Ok, enough of the sadness. Let’s see if the new Raspberry Pi 4B can be a viable fast SBC-based storage node. Note that I’ve kept the scale in the bar graphs the same, so you can visualize how much of an improvement there is.
Raspberry Pi 4B
First off, sequential throughput. Keep in mind, this is the same SSD connected via the same USB interface plugged into one of the USB3.0 Ports on the Raspberry Pi 4B. CPU Idle % was higher here in all tests, over 80%. Nearly 10x better storage throughput!
Next we have random read & write IOPS. Again we can see almost a 10x increase. This is fantastic. Keep in mind here, that the network port (1Gb) is only going to be able to transfer at most 16k 8K IO’s per second, and as a ‘storage node’ every transaction will be coming through the network to the disk.
Finally, here’s the latency vs IOPS graph. We can see that as we increase the queue depth sent to the USB->SATA bridge, we do see performance improvements up to a point. The graph above shows the best performance at the “knee” of the latency/IOPS curve. I’ll admit that these latency numbers aren’t that impressive compared to any low end PC with a PCIe M.2. device. But I believe they’re still quite usable for a storage node in a super-cheap distributed flash cluster.
Overall, I think this shows that the Raspberry Pi 4B has some good potential uses as a small storage node. When used as a Flash-based storage node, you could imagine that a small stack of these could provide a high performance (compared to HDD) feature-rich storage cluster.
Instead of flash, if you consider attaching an SATA HDD to the USB->SATA adapter, there’s no question that this platform has more than enough horsepower to occupy any modern nearline HDD. And when you consider that 4GB is now available for the RPi, which happens to be the default memory requirement for a single Ceph OSD, it should be able to cache a decent amount of IO from the disk.
Personally, I want to cobble together 3 or 4 of these raspberry pi’s in some decent (Active cooled) case, and then attach them each to the cheapest $/TB SATA SSD’s I can find. I’d love to see what a small cluster of these could do as central storage for various VM’s or containers of my other projects. As a bonus, Ceph Luminous seems to be standard and operational in the latest Raspbian. Stay tuned if I manage to pull the trigger on this project!

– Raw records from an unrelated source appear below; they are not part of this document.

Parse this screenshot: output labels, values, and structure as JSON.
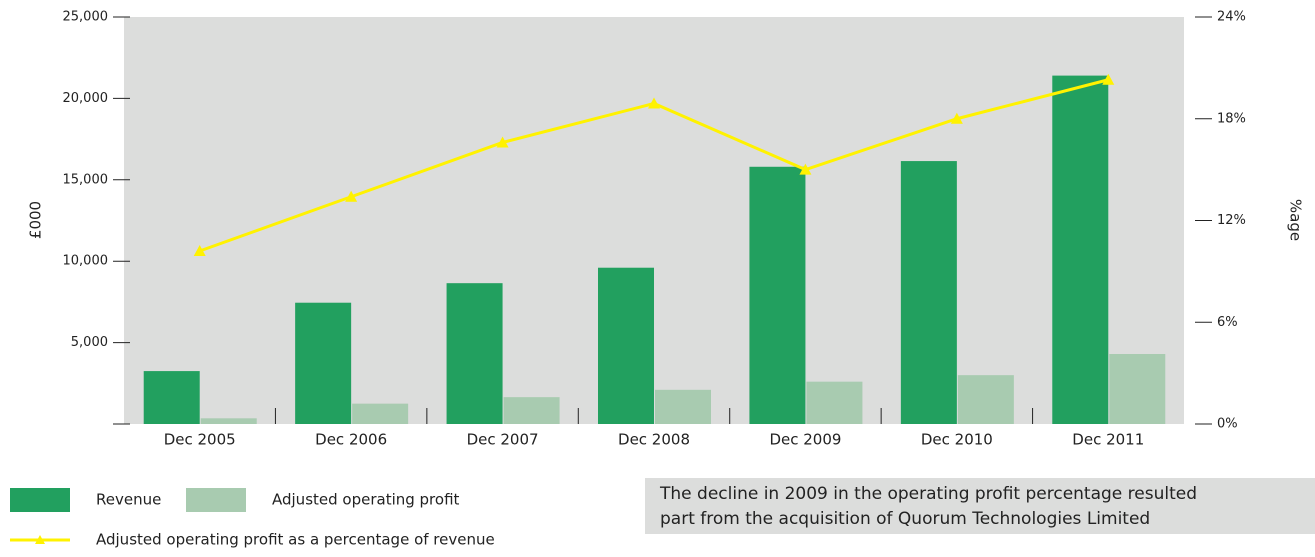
{
  "chart_data": {
    "type": "bar",
    "categories": [
      "Dec 2005",
      "Dec 2006",
      "Dec 2007",
      "Dec 2008",
      "Dec 2009",
      "Dec 2010",
      "Dec 2011"
    ],
    "series": [
      {
        "name": "Revenue",
        "color": "#22a05f",
        "values": [
          3250,
          7450,
          8650,
          9600,
          15800,
          16150,
          21400
        ]
      },
      {
        "name": "Adjusted operating profit",
        "color": "#a8cbb0",
        "values": [
          350,
          1250,
          1650,
          2100,
          2600,
          3000,
          4300
        ]
      },
      {
        "name": "Adjusted operating profit as a percentage of revenue",
        "color": "#fff200",
        "type": "line",
        "axis": "y2",
        "values": [
          10.2,
          13.4,
          16.6,
          18.9,
          15.0,
          18.0,
          20.3
        ]
      }
    ],
    "y_label": "£000",
    "y2_label": "%age",
    "ylim": [
      0,
      25000
    ],
    "yticks": [
      {
        "value": 5000,
        "label": "5,000"
      },
      {
        "value": 10000,
        "label": "10,000"
      },
      {
        "value": 15000,
        "label": "15,000"
      },
      {
        "value": 20000,
        "label": "20,000"
      },
      {
        "value": 25000,
        "label": "25,000"
      }
    ],
    "y2lim": [
      0,
      24
    ],
    "y2ticks": [
      {
        "value": 0,
        "label": "0%"
      },
      {
        "value": 6,
        "label": "6%"
      },
      {
        "value": 12,
        "label": "12%"
      },
      {
        "value": 18,
        "label": "18%"
      },
      {
        "value": 24,
        "label": "24%"
      }
    ],
    "annotation": [
      "The decline in 2009 in the operating profit percentage resulted",
      "part from the acquisition of Quorum Technologies Limited"
    ]
  }
}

Quick thoughts on a parts list:
- Single power supply: https://www.amazon.com/gp/product/B0773K737F/ref=ox_sc_act_title_1?smid=ATVPDKIKX0DER&psc=1
- USB->SATA Enclosure for an SSD: https://www.amazon.com/gp/product/B00OJ3UJ2S/ref=ox_sc_act_title_2?smid=ATVPDKIKX0DER&psc=1
- Active cooled case for the RPi4: https://www.amazon.com/gp/product/B07VX3HQGJ/ref=ox_sc_act_title_3?smid=A34CQKEVNF2MJX&psc=1
- Raspberry Pi 4: https://www.amazon.com/Vilros-Raspberry-USB-C-Adapters-Quickstart/dp/B07TVVJZQT/ref=sr_1_3?crid=1V1H67RYINJXI&keywords=raspberry+pi+4+4gb&qid=1567111351&s=gateway&sprefix=raspbe%2Caps%2C192&sr=8-3
So $25 for the power plus $100 per raspberry pi node, and then just add your disks. I’ve seen plenty of 1TB/$100 Sata SSD’s as of late, so a 4-node setup could be had for $825 or so. That’d be 3TB (EC3+1) of usable distributed flash storage.